In der Serie "The Summer I Turned Pretty" ist er wieder da: der Bad Boy. Warum er so fasziniert und für manche Frauen sogar die richtige Wahl ist, erklärt eine Paartherapeutin.

Die Dreier-Liebesgeschichte in der Amazon-Serie "The Summer I Turned Pretty" hat einen regelrechten Hype ausgelöst: Seit dem Start der finalen Staffel überschlagen sich die Diskussionen in den sozialen Medien vor allem bei der Frage: "Team Conrad oder Team Jeremiah?"

Wer sich für die Figur des Conrad entscheidet, entscheidet sich auch für den Bad Boy – diese Art von Mann, die nervt und gleichzeitig fasziniert. Warum Frauen so oft an diesem Männertyp hängen, was er mit unseren Hormonen macht – und warum er für manche sogar die richtige Wahl sein kann, erklärt die Paartherapeutin Joanna Brigmann im Interview.

Frau Brigmann, ich falle direkt mit der Tür ins Haus: Ist der Bad Boy eigentlich nur ein attraktives Arschloch? Ich meine, würden wir ihm sein Verhalten auch verzeihen, wenn er weniger gut aussehend wäre?
Ja, Conrad sieht halt einfach mega gut aus, und viele Frauen finden den auch einfach nur optisch scharf.
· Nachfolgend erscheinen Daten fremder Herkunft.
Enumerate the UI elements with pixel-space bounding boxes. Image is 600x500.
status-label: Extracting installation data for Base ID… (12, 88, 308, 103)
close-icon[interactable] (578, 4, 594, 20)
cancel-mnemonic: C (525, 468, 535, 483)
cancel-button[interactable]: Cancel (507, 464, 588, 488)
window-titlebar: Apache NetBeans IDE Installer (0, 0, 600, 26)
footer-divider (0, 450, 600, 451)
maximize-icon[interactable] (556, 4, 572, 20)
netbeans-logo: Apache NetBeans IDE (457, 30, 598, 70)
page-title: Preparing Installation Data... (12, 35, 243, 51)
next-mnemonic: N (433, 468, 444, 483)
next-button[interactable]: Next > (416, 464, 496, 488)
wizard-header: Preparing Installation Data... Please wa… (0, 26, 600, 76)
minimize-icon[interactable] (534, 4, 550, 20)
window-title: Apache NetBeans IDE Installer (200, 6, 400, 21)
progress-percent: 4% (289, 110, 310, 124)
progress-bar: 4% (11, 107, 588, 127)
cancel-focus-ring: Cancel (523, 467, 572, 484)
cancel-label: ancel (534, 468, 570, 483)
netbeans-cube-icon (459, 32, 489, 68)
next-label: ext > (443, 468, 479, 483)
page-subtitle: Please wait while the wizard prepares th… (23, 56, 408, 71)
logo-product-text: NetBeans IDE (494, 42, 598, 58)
Und deswegen sind sie Team Conrad. Die Serienindustrie inszeniert die Bad Guys besonders gut aussehend. Das ist im echten Leben nicht immer so. Es gibt auch Menschen, die sich genauso verhalten und nicht so aussehen wie ein Conrad Fischer.

Und das funktioniert trotzdem?
Funktioniert trotzdem.

Was macht für Sie den typischen Bad Boy aus?
Ich tue mich schwer mit dem Begriff Bad Boy. Ich weiß, dass er viel so genutzt wird, aber ich würde ihn anders bezeichnen. Unter Bad Boy verstehe ich, dass jemand nicht nahbar ist. Dass ich den nicht einschätzen kann, und dass er vielleicht auch egoistisch ist. Ein bisschen Zuckerbrot und Peitsche, eine Coolness, ein Gefühl von "Da komme ich nicht ran". So inszeniert sich auch Conrad in der Serie.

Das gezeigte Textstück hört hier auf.